By the National Credit Union Administration Board on October 21,
2021.
Melane Conyers-Ausbrooks,
Secretary of the Board.
For the reasons stated in the preamble, the Board amends 12 CFR
part 712 as follows:
PART 712--CREDIT UNION SERVICE ORGANIZATIONS (CUSOs)
0
1. Amend the authority for part 712 by revising the citation to read as
follows:
Authority: 12 U.S.C. 1756, 1757(5)(D) and (7)(I), 1766, 1782,
1784, 1785, 1786, and 1789(a)(11).
0
2. Amend Sec. 712.3 by revising paragraphs (d)(5)(i), (d)(5)(ii)
introductory text, and (d)(5)(iii) to read as follows:
Sec. 712.3 What are the characteristics of and what requirements
apply to CUSOs?
* * * * *
(d) * * *
(5) * * *
(i) Credit and lending:
(A) Loan support services, including servicing; and
(B) Loan origination, including originating, purchasing, selling,
and holding any loan as described in Sec. 712.5(q).
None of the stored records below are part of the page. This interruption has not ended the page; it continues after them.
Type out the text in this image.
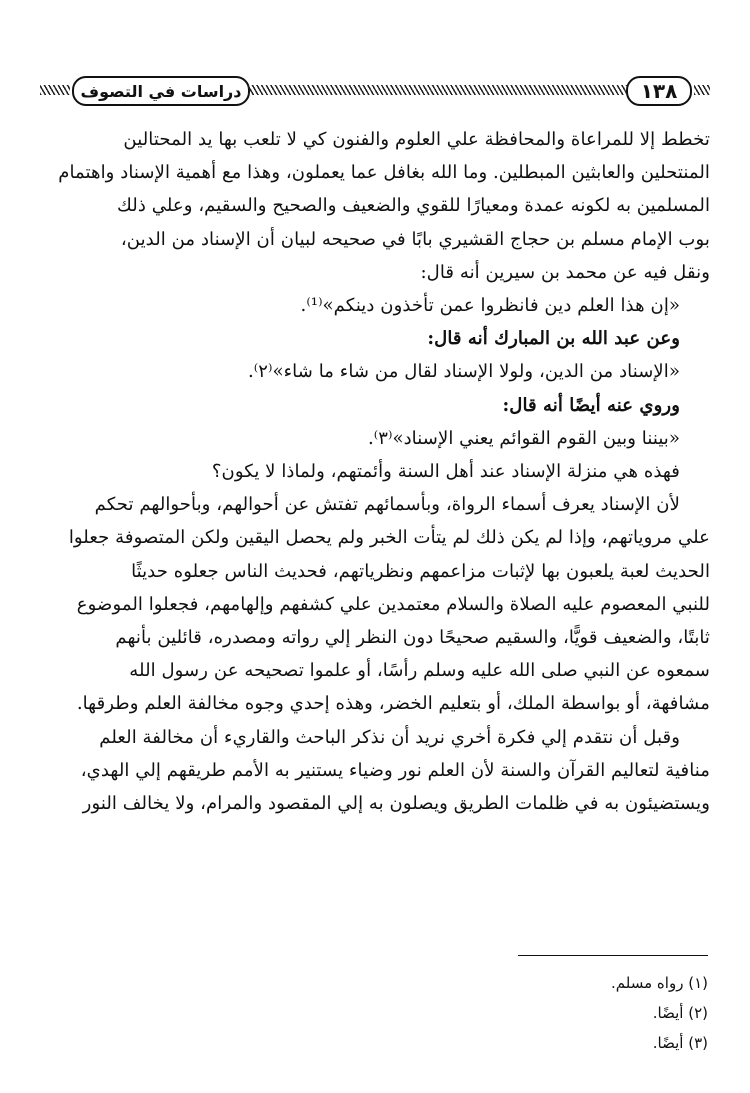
دراسات في التصوف	١٣٨

تخطط إلا للمراعاة والمحافظة علي العلوم والفنون كي لا تلعب بها يد المحتالين

المنتحلين والعابثين المبطلين. وما الله بغافل عما يعملون، وهذا مع أهمية الإسناد واهتمام

المسلمين به لكونه عمدة ومعيارًا للقوي والضعيف والصحيح والسقيم، وعلي ذلك

بوب الإمام مسلم بن حجاج القشيري بابًا في صحيحه لبيان أن الإسناد من الدين،

ونقل فيه عن محمد بن سيرين أنه قال:

«إن هذا العلم دين فانظروا عمن تأخذون دينكم»⁽¹⁾.

وعن عبد الله بن المبارك أنه قال:

«الإسناد من الدين، ولولا الإسناد لقال من شاء ما شاء»⁽٢⁾.

وروي عنه أيضًا أنه قال:

«بيننا وبين القوم القوائم يعني الإسناد»⁽٣⁾.

فهذه هي منزلة الإسناد عند أهل السنة وأئمتهم، ولماذا لا يكون؟

لأن الإسناد يعرف أسماء الرواة، وبأسمائهم تفتش عن أحوالهم، وبأحوالهم تحكم

علي مروياتهم، وإذا لم يكن ذلك لم يتأت الخبر ولم يحصل اليقين ولكن المتصوفة جعلوا

الحديث لعبة يلعبون بها لإثبات مزاعمهم ونظرياتهم، فحديث الناس جعلوه حديثًا

للنبي المعصوم عليه الصلاة والسلام معتمدين علي كشفهم وإلهامهم، فجعلوا الموضوع

ثابتًا، والضعيف قويًّا، والسقيم صحيحًا دون النظر إلي رواته ومصدره، قائلين بأنهم

سمعوه عن النبي صلى الله عليه وسلم رأسًا، أو علموا تصحيحه عن رسول الله

مشافهة، أو بواسطة الملك، أو بتعليم الخضر، وهذه إحدي وجوه مخالفة العلم وطرقها.

وقبل أن نتقدم إلي فكرة أخري نريد أن نذكر الباحث والقاريء أن مخالفة العلم

منافية لتعاليم القرآن والسنة لأن العلم نور وضياء يستنير به الأمم طريقهم إلي الهدي،

ويستضيئون به في ظلمات الطريق ويصلون به إلي المقصود والمرام، ولا يخالف النور

(١) رواه مسلم.
(٢) أيضًا.
(٣) أيضًا.
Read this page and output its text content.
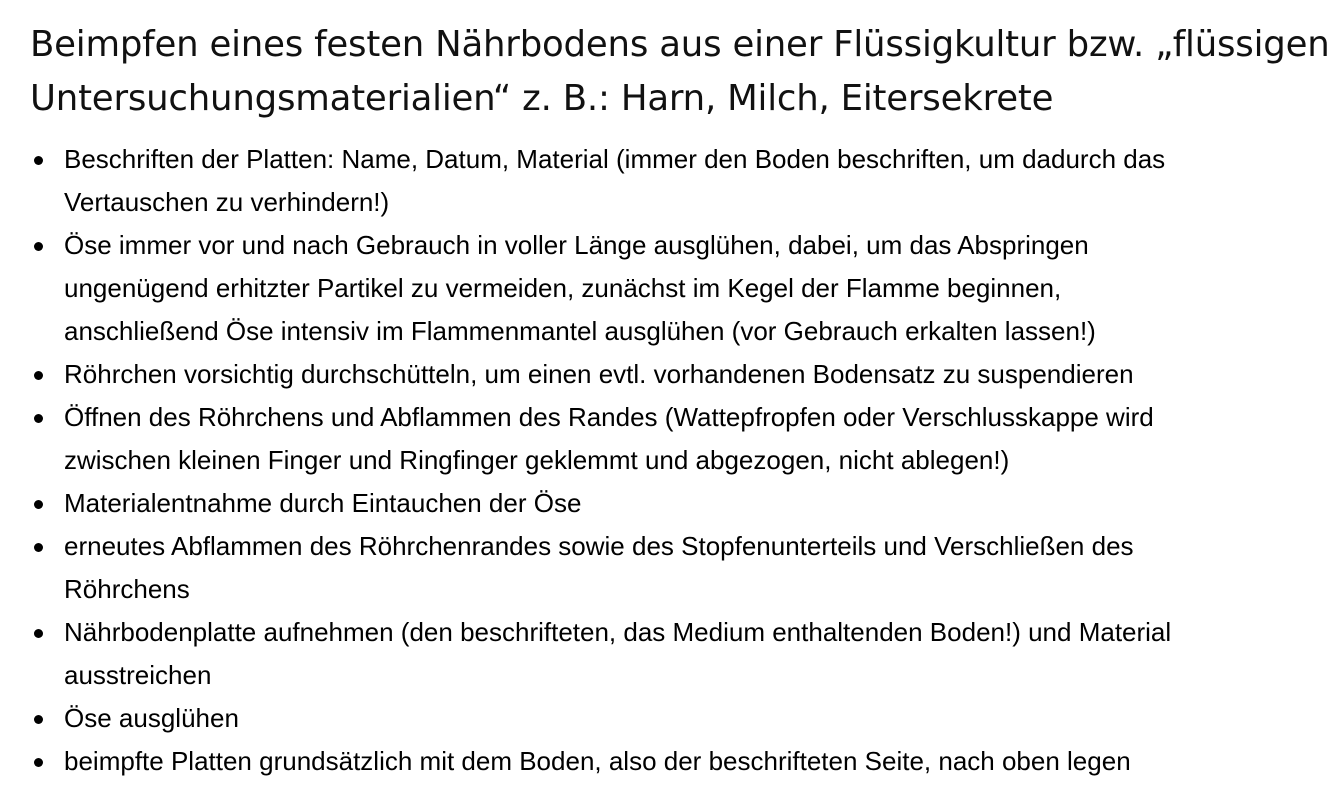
Beimpfen eines festen Nährbodens aus einer Flüssigkultur bzw. „flüssigen
Untersuchungsmaterialien“ z. B.: Harn, Milch, Eitersekrete
Beschriften der Platten: Name, Datum, Material (immer den Boden beschriften, um dadurch das
Vertauschen zu verhindern!)
Öse immer vor und nach Gebrauch in voller Länge ausglühen, dabei, um das Abspringen
ungenügend erhitzter Partikel zu vermeiden, zunächst im Kegel der Flamme beginnen,
anschließend Öse intensiv im Flammenmantel ausglühen (vor Gebrauch erkalten lassen!)
Röhrchen vorsichtig durchschütteln, um einen evtl. vorhandenen Bodensatz zu suspendieren
Öffnen des Röhrchens und Abflammen des Randes (Wattepfropfen oder Verschlusskappe wird
zwischen kleinen Finger und Ringfinger geklemmt und abgezogen, nicht ablegen!)
Materialentnahme durch Eintauchen der Öse
erneutes Abflammen des Röhrchenrandes sowie des Stopfenunterteils und Verschließen des
Röhrchens
Nährbodenplatte aufnehmen (den beschrifteten, das Medium enthaltenden Boden!) und Material
ausstreichen
Öse ausglühen
beimpfte Platten grundsätzlich mit dem Boden, also der beschrifteten Seite, nach oben legen
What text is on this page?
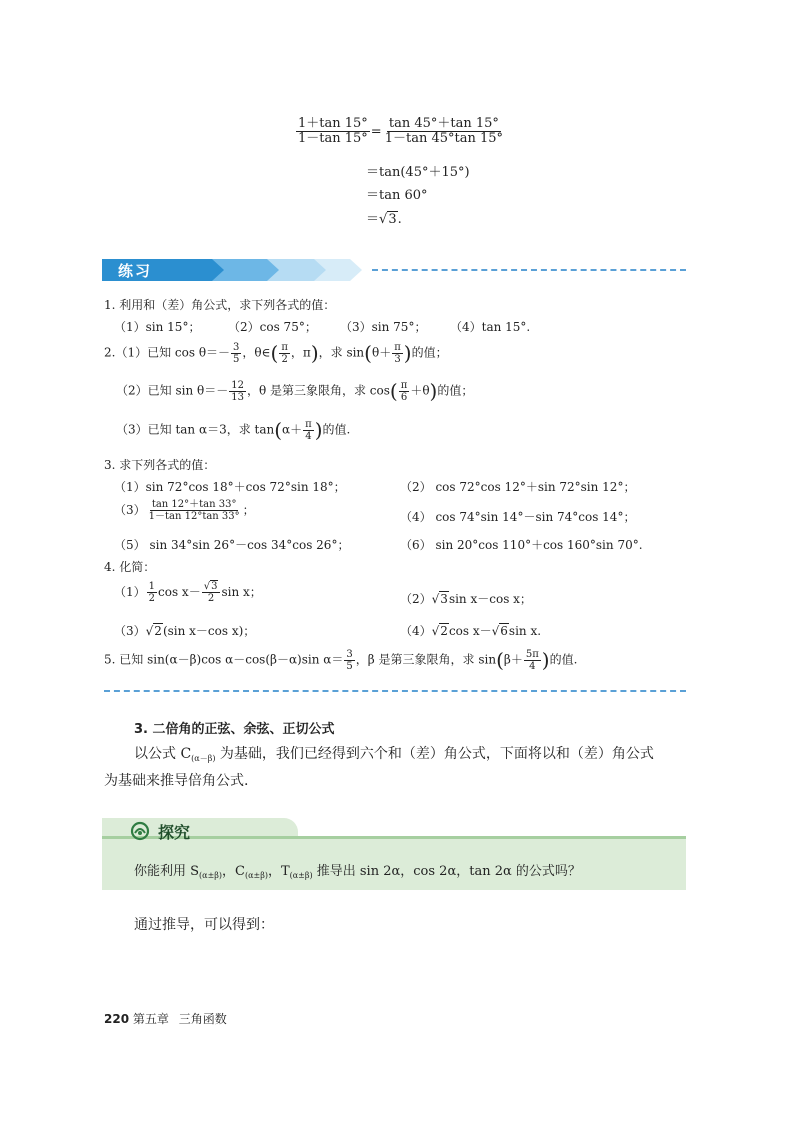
$\frac{1+\tan 15^\circ}{1-\tan 15^\circ} = \frac{\tan 45^\circ+\tan 15^\circ}{1-\tan 45^\circ\tan 15^\circ}$
＝tan(45°＋15°)
＝tan 60°
＝√3.
练习
1. 利用和（差）角公式，求下列各式的值：
（1）sin 15°； （2）cos 75°； （3）sin 75°； （4）tan 15°.
2.（1）已知 $\cos \theta=- \frac{3}{5}$ ，θ∈( $\frac{\pi}{2}$ ，π)，求 $\sin(\theta+ \frac{\pi}{3}$ )的值；
（2）已知 $\sin \theta=- \frac{12}{13}$ ，θ 是第三象限角，求 $\cos( \frac{\pi}{6} +\theta)$的值；
（3）已知 tan α＝3，求 $\tan(\alpha+ \frac{\pi}{4}$ )的值.
3. 求下列各式的值：
（1）sin 72°cos 18°＋cos 72°sin 18°；	（2） cos 72°cos 12°＋sin 72°sin 12°；
$(3) \frac{\tan 12^\circ+\tan 33^\circ}{1-\tan 12^\circ\tan 33^\circ}$ ；	（4） cos 74°sin 14°－sin 74°cos 14°；
（5） sin 34°sin 26°－cos 34°cos 26°；	（6） sin 20°cos 110°＋cos 160°sin 70°.
4. 化简：
$(1) \frac{1}{2}$ $\cos x- \frac{√3}{2}$ sin x；	（2）√3sin x－cos x；
（3）√2(sin x－cos x)；	（4）√2cos x－√6sin x.
5. 已知 sin(α－β)cos α－cos(β－α)sin $\alpha= \frac{3}{5}$ ，β 是第三象限角，求 $\sin(\beta+ \frac{5\pi}{4}$ )的值.
3. 二倍角的正弦、余弦、正切公式
以公式 $C_{(\alpha-\beta)}$ 为基础，我们已经得到六个和（差）角公式，下面将以和（差）角公式
为基础来推导倍角公式.
探究
你能利用 $S_{(\alpha\pm\beta)}$，$C_{(\alpha\pm\beta)}$，$T_{(\alpha\pm\beta)}$ 推导出 sin 2α，cos 2α，tan 2α 的公式吗？
通过推导，可以得到：
220 第五章 三角函数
(ii) Information technology:
* * * * *
(iii) Custody, safekeeping, and investment management services for
credit unions.
* * * * *
0
3. Amend Sec. 712.5 as follows:
0
a. Revise paragraph (a) introductory text;
0
b. In paragraph (a)(4), add a semicolon at the end of the paragraph;
0
c. Revise paragraph (b) introductory text;
0
d. In paragraph (b)(11), remove the period and add a semicolon in its
place;
0
e. Remove paragraphs (c), (d), (n), and (s);
0
f. Redesignate paragraphs (e) through (t) as paragraphs (c) through
(p);
0
g. Revise newly redesignated paragraphs (c) introductory text, (d)
introductory text, (e) introductory text, (f) introductory text, (g)
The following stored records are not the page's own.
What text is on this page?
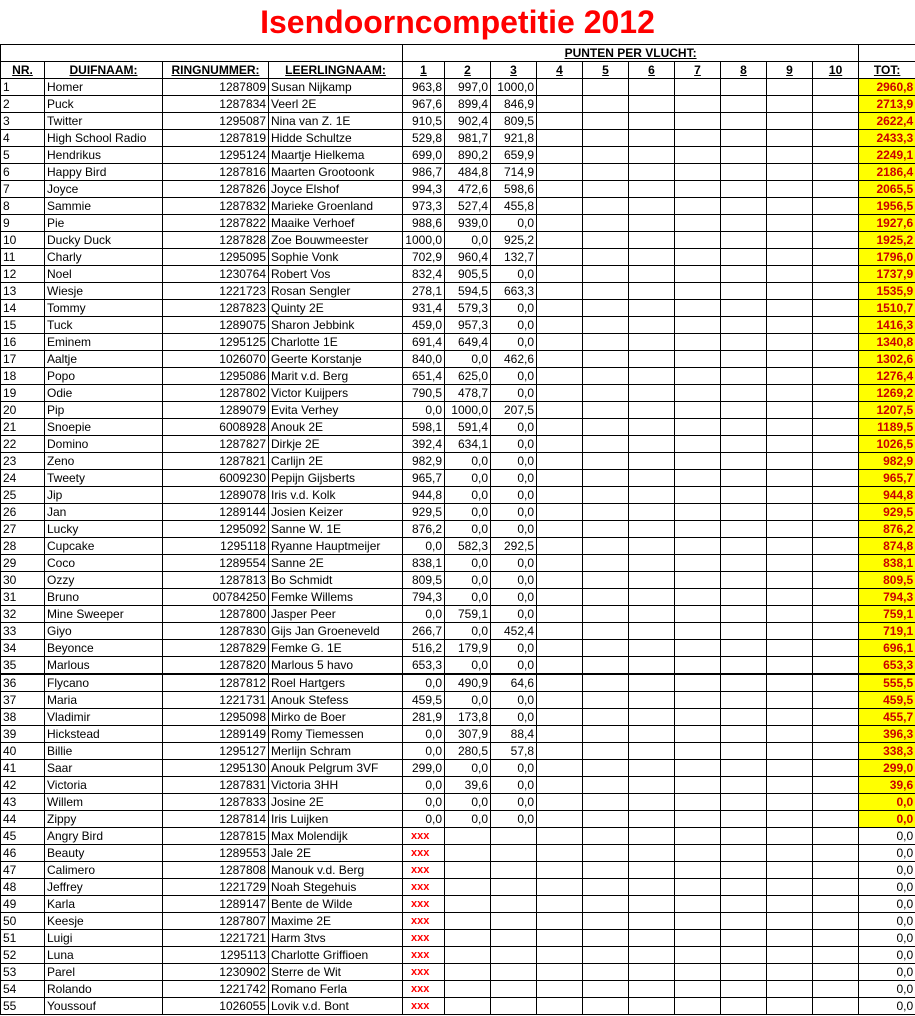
Isendoorncompetitie 2012
				PUNTEN PER VLUCHT:										
NR.	DUIFNAAM:	RINGNUMMER:	LEERLINGNAAM:	1	2	3	4	5	6	7	8	9	10	TOT:
1	Homer	1287809	Susan Nijkamp	963,8	997,0	1000,0								2960,8
2	Puck	1287834	Veerl 2E	967,6	899,4	846,9								2713,9
3	Twitter	1295087	Nina van Z. 1E	910,5	902,4	809,5								2622,4
4	High School Radio	1287819	Hidde Schultze	529,8	981,7	921,8								2433,3
5	Hendrikus	1295124	Maartje Hielkema	699,0	890,2	659,9								2249,1
6	Happy Bird	1287816	Maarten Grootoonk	986,7	484,8	714,9								2186,4
7	Joyce	1287826	Joyce Elshof	994,3	472,6	598,6								2065,5
8	Sammie	1287832	Marieke Groenland	973,3	527,4	455,8								1956,5
9	Pie	1287822	Maaike Verhoef	988,6	939,0	0,0								1927,6
10	Ducky Duck	1287828	Zoe Bouwmeester	1000,0	0,0	925,2								1925,2
11	Charly	1295095	Sophie Vonk	702,9	960,4	132,7								1796,0
12	Noel	1230764	Robert Vos	832,4	905,5	0,0								1737,9
13	Wiesje	1221723	Rosan Sengler	278,1	594,5	663,3								1535,9
14	Tommy	1287823	Quinty 2E	931,4	579,3	0,0								1510,7
15	Tuck	1289075	Sharon Jebbink	459,0	957,3	0,0								1416,3
16	Eminem	1295125	Charlotte 1E	691,4	649,4	0,0								1340,8
17	Aaltje	1026070	Geerte Korstanje	840,0	0,0	462,6								1302,6
18	Popo	1295086	Marit v.d. Berg	651,4	625,0	0,0								1276,4
19	Odie	1287802	Victor Kuijpers	790,5	478,7	0,0								1269,2
20	Pip	1289079	Evita Verhey	0,0	1000,0	207,5								1207,5
21	Snoepie	6008928	Anouk 2E	598,1	591,4	0,0								1189,5
22	Domino	1287827	Dirkje 2E	392,4	634,1	0,0								1026,5
23	Zeno	1287821	Carlijn 2E	982,9	0,0	0,0								982,9
24	Tweety	6009230	Pepijn Gijsberts	965,7	0,0	0,0								965,7
25	Jip	1289078	Iris v.d. Kolk	944,8	0,0	0,0								944,8
26	Jan	1289144	Josien Keizer	929,5	0,0	0,0								929,5
27	Lucky	1295092	Sanne W. 1E	876,2	0,0	0,0								876,2
28	Cupcake	1295118	Ryanne Hauptmeijer	0,0	582,3	292,5								874,8
29	Coco	1289554	Sanne 2E	838,1	0,0	0,0								838,1
30	Ozzy	1287813	Bo Schmidt	809,5	0,0	0,0								809,5
31	Bruno	00784250	Femke Willems	794,3	0,0	0,0								794,3
32	Mine Sweeper	1287800	Jasper Peer	0,0	759,1	0,0								759,1
33	Giyo	1287830	Gijs Jan Groeneveld	266,7	0,0	452,4								719,1
34	Beyonce	1287829	Femke G. 1E	516,2	179,9	0,0								696,1
35	Marlous	1287820	Marlous 5 havo	653,3	0,0	0,0								653,3
36	Flycano	1287812	Roel Hartgers	0,0	490,9	64,6								555,5
37	Maria	1221731	Anouk Stefess	459,5	0,0	0,0								459,5
38	Vladimir	1295098	Mirko de Boer	281,9	173,8	0,0								455,7
39	Hickstead	1289149	Romy Tiemessen	0,0	307,9	88,4								396,3
40	Billie	1295127	Merlijn Schram	0,0	280,5	57,8								338,3
41	Saar	1295130	Anouk Pelgrum 3VF	299,0	0,0	0,0								299,0
42	Victoria	1287831	Victoria 3HH	0,0	39,6	0,0								39,6
43	Willem	1287833	Josine 2E	0,0	0,0	0,0								0,0
44	Zippy	1287814	Iris Luijken	0,0	0,0	0,0								0,0
45	Angry Bird	1287815	Max Molendijk	xxx										0,0
46	Beauty	1289553	Jale 2E	xxx										0,0
47	Calimero	1287808	Manouk v.d. Berg	xxx										0,0
48	Jeffrey	1221729	Noah Stegehuis	xxx										0,0
49	Karla	1289147	Bente de Wilde	xxx										0,0
50	Keesje	1287807	Maxime 2E	xxx										0,0
51	Luigi	1221721	Harm 3tvs	xxx										0,0
52	Luna	1295113	Charlotte Griffioen	xxx										0,0
53	Parel	1230902	Sterre de Wit	xxx										0,0
54	Rolando	1221742	Romano Ferla	xxx										0,0
55	Youssouf	1026055	Lovik v.d. Bont	xxx										0,0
introductory text, and (h) introductory text;
0
h. In newly redesignated paragraph (h)(3), remove the word ``and'';
0
i. Revise newly redesignated paragraphs (i) introductory text, (j),
(k), (l), and (m) introductory text;
0
j. In newly redesignated paragraph (m)(3), remove the period and add a
semicolon in its place;
0
k. Revise newly redesignated paragraph (n);
0
l. In newly redesignated paragraph (o), remove ``CUSO investments in
non-CUSO service providers:'' and remove the last period and add a
semicolon in its place;
0
m. In newly redesignated paragraph (p), remove the period and add a
semicolon in its place; and
0
n. Add new paragraphs (q) and (r).
The additions read as follows:
Sec. 712.5 What activities and services are preapproved for CUSOs?
* * * * *
(a) Checking and currency services:
* * * * *
(b) Clerical, professional and management services:
* * * * *
(c) Electronic transaction services:
* * * * *
(d) Financial counseling services:
* * * * *
(e) Fixed asset services:
* * * * *
(f) Insurance brokerage or agency:
* * * * *
(g) Leasing:
* * * * *
(h) Loan support services:
* * * * *
(i) Record retention, security and disaster recovery services:
* * * * *
(j) Securities brokerage services;
[[Page 59302]]
(k) Shared credit union branch (service center) operations;
(l) Travel agency services;
(m) Trust and trust-related services:
* * * * *
(n) Real estate brokerage services;
* * * * *
(q) Loan origination, including originating, purchasing, selling,
and holding any type of loan permissible for Federal credit unions to
originate, purchase, sell, and hold, including the authority to
purchase and sell participation interests that are permissible for
Federal credit unions to purchase and sell; and
(r) Other categories of activities as approved in writing by the
NCUA and published on the NCUA's website. Once the NCUA has approved an
activity and published that activity on its website, the NCUA will not
remove that particular activity from the approved list or make
substantial changes to the content or description of that approved
activity, except through formal rulemaking procedures.